Despite constant attempts by analysts and the media to complicate the basics of investing, there are really only three ways a stock can create value for its shareholders:                                                     

  1. Dividends.
  2. Earnings growth.
  3. Changes in valuation multiples.

In this series, we drill down on one company's returns to see how each of those three has played a role over the past decade. Step on up, Coca-Cola (NYSE: KO).

Coke shares have returned 95.6% over the past 10 years. How'd it get there?

Dividends accounted for about half of the total. Without dividends, Coke shares returned 51% over the past decade.

Earnings growth made up a good chunk, with normalized earnings per share growing at an average rate of 7% a year over the past 10 years.

But what really stands out is the change in Coke's P/E ratio:

Source: S&P Capital IQ.

Simply put, while Coke's earnings have risen substantially, the amount the market is willing to pay for those earnings has declined over the past decade. The same has been true for rival PepsiCo (NYSE: PEP). Most of this is due to general market overvaluation 10 years ago -- at a lofty 35 times earnings in 2001, the multiple was bound to contract.
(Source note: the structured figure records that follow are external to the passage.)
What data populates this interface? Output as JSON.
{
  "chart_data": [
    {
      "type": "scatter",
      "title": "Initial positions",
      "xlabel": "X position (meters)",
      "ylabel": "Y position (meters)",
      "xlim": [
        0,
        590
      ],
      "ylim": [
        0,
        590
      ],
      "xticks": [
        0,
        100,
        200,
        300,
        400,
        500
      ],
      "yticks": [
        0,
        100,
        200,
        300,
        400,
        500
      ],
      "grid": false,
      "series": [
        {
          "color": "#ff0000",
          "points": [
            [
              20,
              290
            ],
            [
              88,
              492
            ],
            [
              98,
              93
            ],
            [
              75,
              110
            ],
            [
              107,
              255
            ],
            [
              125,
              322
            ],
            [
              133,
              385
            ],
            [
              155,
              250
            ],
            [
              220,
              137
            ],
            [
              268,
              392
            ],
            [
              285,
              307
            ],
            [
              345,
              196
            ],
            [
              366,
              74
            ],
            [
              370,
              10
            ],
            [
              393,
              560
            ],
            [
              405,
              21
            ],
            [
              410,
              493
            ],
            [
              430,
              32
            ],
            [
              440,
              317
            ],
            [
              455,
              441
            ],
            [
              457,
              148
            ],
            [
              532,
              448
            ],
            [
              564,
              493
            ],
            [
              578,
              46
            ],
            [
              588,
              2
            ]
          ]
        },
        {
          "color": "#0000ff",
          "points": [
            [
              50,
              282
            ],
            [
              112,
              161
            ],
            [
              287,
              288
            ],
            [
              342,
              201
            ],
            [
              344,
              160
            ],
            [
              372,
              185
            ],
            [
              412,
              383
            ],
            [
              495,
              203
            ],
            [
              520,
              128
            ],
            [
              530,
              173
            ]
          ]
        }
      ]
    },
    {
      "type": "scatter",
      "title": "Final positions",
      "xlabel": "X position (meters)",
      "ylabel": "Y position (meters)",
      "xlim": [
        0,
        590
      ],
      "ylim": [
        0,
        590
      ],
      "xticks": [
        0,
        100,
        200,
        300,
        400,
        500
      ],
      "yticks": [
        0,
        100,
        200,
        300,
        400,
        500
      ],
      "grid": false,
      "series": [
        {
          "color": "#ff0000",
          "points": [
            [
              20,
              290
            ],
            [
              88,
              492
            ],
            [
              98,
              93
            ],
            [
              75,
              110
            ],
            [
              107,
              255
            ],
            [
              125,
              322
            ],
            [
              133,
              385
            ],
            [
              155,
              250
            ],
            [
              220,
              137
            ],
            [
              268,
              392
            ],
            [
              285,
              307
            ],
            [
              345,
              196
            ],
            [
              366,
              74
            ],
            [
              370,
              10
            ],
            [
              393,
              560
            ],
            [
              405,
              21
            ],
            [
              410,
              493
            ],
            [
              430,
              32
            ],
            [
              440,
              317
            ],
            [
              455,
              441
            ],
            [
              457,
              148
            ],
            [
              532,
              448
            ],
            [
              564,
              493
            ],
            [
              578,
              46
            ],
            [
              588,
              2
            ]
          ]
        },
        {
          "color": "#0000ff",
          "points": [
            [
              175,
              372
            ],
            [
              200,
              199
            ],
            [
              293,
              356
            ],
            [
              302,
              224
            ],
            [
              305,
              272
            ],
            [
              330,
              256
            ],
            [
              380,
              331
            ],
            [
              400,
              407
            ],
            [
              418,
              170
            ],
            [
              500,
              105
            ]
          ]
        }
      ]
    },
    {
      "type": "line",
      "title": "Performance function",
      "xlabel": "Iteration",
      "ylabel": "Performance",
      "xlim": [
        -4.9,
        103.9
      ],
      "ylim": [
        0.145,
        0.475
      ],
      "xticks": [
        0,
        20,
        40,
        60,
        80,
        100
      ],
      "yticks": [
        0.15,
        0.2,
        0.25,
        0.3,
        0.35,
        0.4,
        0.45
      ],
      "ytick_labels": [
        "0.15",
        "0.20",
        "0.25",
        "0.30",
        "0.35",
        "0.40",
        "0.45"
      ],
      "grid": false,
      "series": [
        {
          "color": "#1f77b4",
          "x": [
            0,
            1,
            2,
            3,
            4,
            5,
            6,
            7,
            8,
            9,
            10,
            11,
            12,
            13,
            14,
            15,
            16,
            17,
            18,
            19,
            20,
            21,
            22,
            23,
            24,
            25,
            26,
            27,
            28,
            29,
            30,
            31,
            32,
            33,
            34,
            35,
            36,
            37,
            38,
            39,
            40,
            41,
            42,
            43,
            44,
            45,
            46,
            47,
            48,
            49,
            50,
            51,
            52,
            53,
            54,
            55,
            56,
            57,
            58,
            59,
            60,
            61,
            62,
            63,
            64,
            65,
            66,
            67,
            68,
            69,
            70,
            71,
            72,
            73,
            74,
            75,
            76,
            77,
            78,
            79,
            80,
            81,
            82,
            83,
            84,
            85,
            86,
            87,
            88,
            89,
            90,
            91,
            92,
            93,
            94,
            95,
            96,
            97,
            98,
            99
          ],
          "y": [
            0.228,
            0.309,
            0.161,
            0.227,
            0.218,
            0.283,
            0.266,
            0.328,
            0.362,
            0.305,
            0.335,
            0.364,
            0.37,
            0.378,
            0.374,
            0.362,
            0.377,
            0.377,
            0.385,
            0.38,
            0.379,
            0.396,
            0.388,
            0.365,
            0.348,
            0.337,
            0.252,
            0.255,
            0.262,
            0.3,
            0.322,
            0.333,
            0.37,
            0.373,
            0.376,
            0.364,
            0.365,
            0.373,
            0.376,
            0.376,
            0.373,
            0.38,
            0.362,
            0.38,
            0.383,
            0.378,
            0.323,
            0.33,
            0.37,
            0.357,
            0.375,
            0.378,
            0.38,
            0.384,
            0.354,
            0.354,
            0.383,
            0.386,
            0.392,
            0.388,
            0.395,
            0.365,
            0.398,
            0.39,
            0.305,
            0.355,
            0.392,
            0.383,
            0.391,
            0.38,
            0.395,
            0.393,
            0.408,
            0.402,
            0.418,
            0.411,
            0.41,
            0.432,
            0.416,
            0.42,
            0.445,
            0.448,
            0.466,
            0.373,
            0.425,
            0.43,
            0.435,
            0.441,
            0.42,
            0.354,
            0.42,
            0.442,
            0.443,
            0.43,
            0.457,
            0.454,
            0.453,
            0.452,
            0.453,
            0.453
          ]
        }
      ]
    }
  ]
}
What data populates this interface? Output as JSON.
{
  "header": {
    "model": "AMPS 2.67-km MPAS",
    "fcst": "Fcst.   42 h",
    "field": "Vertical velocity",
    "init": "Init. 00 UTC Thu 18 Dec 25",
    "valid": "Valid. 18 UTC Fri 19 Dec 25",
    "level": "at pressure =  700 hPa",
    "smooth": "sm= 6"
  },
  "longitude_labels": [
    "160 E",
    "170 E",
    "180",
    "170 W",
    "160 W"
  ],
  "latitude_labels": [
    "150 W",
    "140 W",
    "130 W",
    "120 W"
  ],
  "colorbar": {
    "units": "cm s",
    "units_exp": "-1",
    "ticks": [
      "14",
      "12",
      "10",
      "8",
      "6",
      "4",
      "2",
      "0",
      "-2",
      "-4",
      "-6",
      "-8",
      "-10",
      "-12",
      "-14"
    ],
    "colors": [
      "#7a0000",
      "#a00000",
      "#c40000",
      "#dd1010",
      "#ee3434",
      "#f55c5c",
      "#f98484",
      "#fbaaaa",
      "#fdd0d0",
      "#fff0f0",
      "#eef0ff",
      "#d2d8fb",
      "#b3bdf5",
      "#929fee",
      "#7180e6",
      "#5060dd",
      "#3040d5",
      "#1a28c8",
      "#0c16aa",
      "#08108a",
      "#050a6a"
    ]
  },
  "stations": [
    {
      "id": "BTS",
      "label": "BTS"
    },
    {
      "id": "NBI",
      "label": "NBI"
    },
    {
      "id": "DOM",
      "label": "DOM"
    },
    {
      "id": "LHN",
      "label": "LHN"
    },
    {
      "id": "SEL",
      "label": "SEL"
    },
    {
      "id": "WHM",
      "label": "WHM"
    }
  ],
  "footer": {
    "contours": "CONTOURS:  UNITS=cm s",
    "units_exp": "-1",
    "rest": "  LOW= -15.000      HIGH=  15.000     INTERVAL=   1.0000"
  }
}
The question now is what happens going forward. Despite the slump, Coke shares aren't exactly cheap at a current multiple of 24 times normalized earnings. The company typically commands a premium multiple, and today's valuation seems to be near the high end of what investors should consider sustainable. This is still a high-quality company likely to generate consistent earnings growth going forward, but investors shouldn't expect any expansion of the earnings multiple to generate returns.

Why is this stuff worth paying attention to? It's important to know not only how much a stock has returned, but where those returns came from. Sometimes earnings grow, but the market isn't willing to pay as much for those earnings. Sometimes earnings fall, but the market bids shares higher anyway. Sometimes both earnings and earnings multiples stay flat, but a company generates returns through dividends. Sometimes everything works together, and returns surge. Sometimes nothing works and they crash. All tell a different story about the state of a company. Not knowing why something happened can be just as dangerous as not knowing that something happened at all.